Moreover, the government’s sudden move to call a “special session” of Parliament between September 18 and 22 despite making the agenda clear has triggered a lot of speculations. “Special Session of Parliament (13th Session of 17th Lok Sabha and 261st Session of Rajya Sabha) is being called from 18th to 22nd September having five sittings. Amid Amrit Kaal, looking forward to having fruitful discussions and debate in Parliament,” Parliamentary Affairs Minister Pralhad Joshi said on X.
It will be the first such special session under the nine years of the Prime Minister Narendra Modi-led government which had convened a special joint sitting of Lok Sabha and Rajya Sabha to mark the midnight GST roll-out on June 30, 2017. However, it will be a full-fledged session of five days this time with both Houses meeting separately as they usually do during sessions.
Generally, three parliamentary sessions are held in a year- Budget, Monsoon and Winter sessions. Sources said the “special session” could see parliamentary operations being shifted to the new Parliament building which was inaugurated by Prime Minister Narendra Modi on May 28.
With the government not spelling out its agenda, speculation swirled that the government may push some showpiece bills in the run-up to some key state assembly polls followed by the all-important Lok Sabha election.
Sources, including in the ruling BJP, spoke of the possibility of bills on simultaneous general, state and local polls, something Modi has assiduously pushed, and reservations for women in directly elected legislatures like Lok Sabha and assemblies. Both are constitutional amendment bills and will require passage with the support of two-thirds of members in both Houses.
The recent historic success of the Chandrayaan-3 mission and India’s goals for ‘Amrit Kaal’ may be part of the wider discussions during the special session, which will come a week after the G20 summit meeting scheduled for September 9-10.

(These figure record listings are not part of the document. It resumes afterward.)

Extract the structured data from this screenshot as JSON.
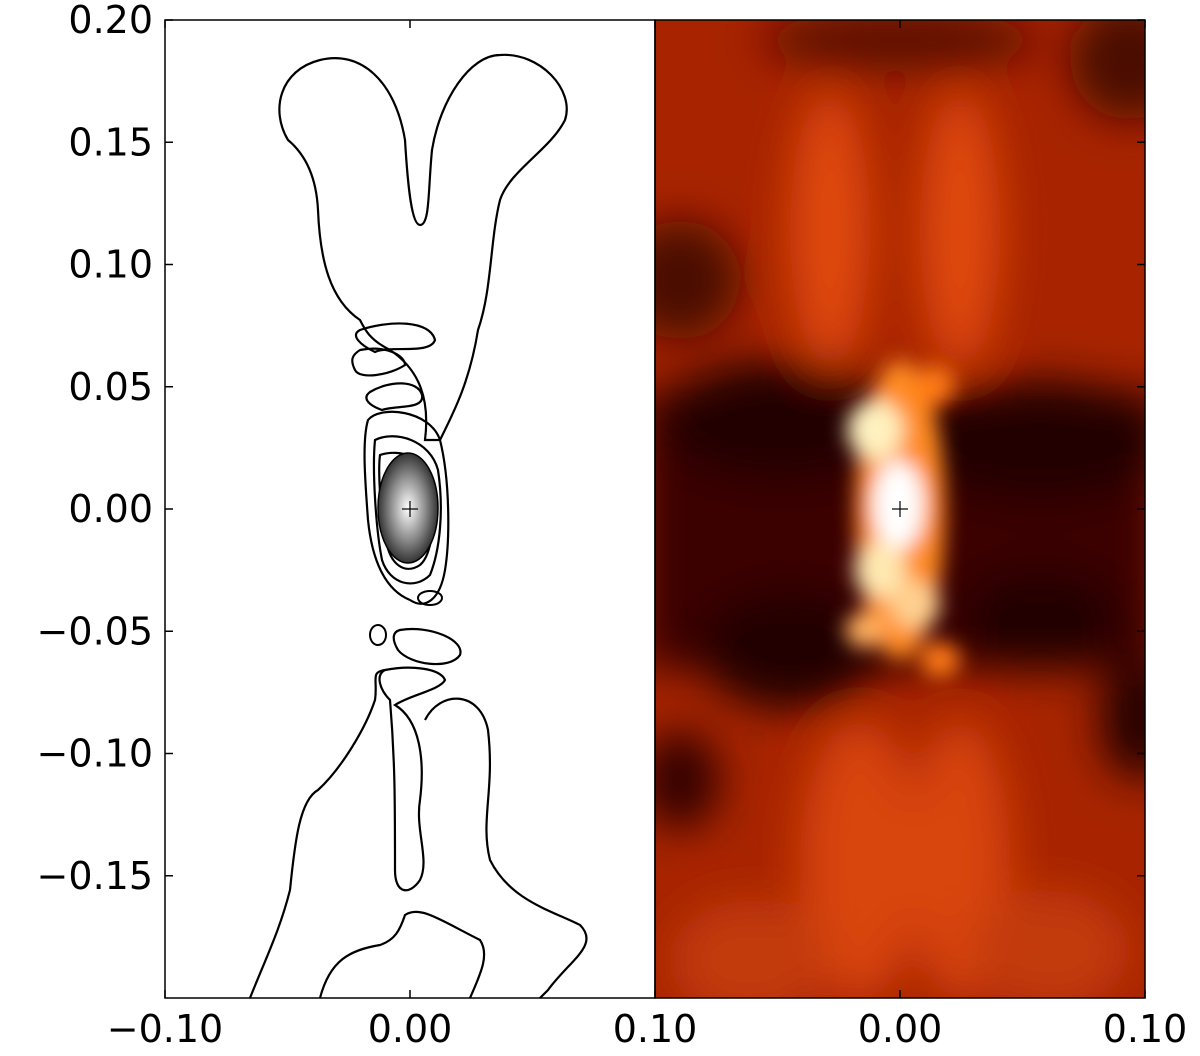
{
  "chart_data": [
    {
      "type": "contour",
      "xlim": [
        -0.1,
        0.1
      ],
      "xticks": [
        {
          "value": -0.1,
          "label": "−0.10"
        },
        {
          "value": 0,
          "label": "0.00"
        },
        {
          "value": 0.1,
          "label": "0.10"
        }
      ],
      "ylim": [
        -0.2,
        0.2
      ],
      "yticks": [
        {
          "value": -0.15,
          "label": "−0.15"
        },
        {
          "value": -0.1,
          "label": "−0.10"
        },
        {
          "value": -0.05,
          "label": "−0.05"
        },
        {
          "value": 0,
          "label": "0.00"
        },
        {
          "value": 0.05,
          "label": "0.05"
        },
        {
          "value": 0.1,
          "label": "0.10"
        },
        {
          "value": 0.15,
          "label": "0.15"
        },
        {
          "value": 0.2,
          "label": "0.20"
        }
      ]
    },
    {
      "type": "image",
      "xlim": [
        -0.1,
        0.1
      ],
      "xticks": [
        {
          "value": 0,
          "label": "0.00"
        },
        {
          "value": 0.1,
          "label": "0.10"
        }
      ],
      "ylim": [
        -0.2,
        0.2
      ]
    }
  ]
}
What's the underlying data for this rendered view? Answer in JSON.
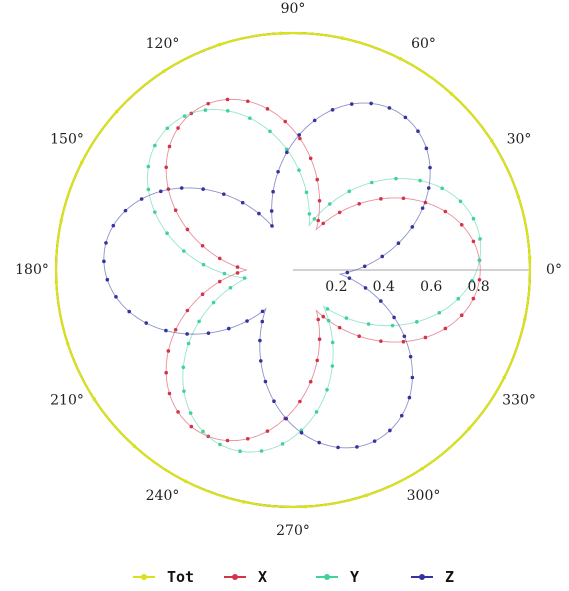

Congress leader Jairam Ramesh alleged that the announcement of the special session just three weeks after the end of the Monsoon session was aimed at managing “the news cycle” and countering the news about the ongoing meeting of INDIA parties in Mumbai and the latest revelations on Adani. The Monsoon session of Parliament ended on August 11.
The last time Parliament met outside its three usual sessions was –at midnight on June 30, 2017, to mark the rollout of GST. However, it was a joint sitting of Lok Sabha and Rajya Sabha and was not a proper session. A six-day special sitting was held in August 1997 to commemorate the 50th anniversary of India’s independence.
Midnight sessions were also held on August 9, 1992, for the 50th anniversary of the ‘Quit India Movement’, August 14-15, 1972 to celebrate the silver jubilee of India’s independence, while the first such session was on August 14-15, 1947 on the eve of India’s independence.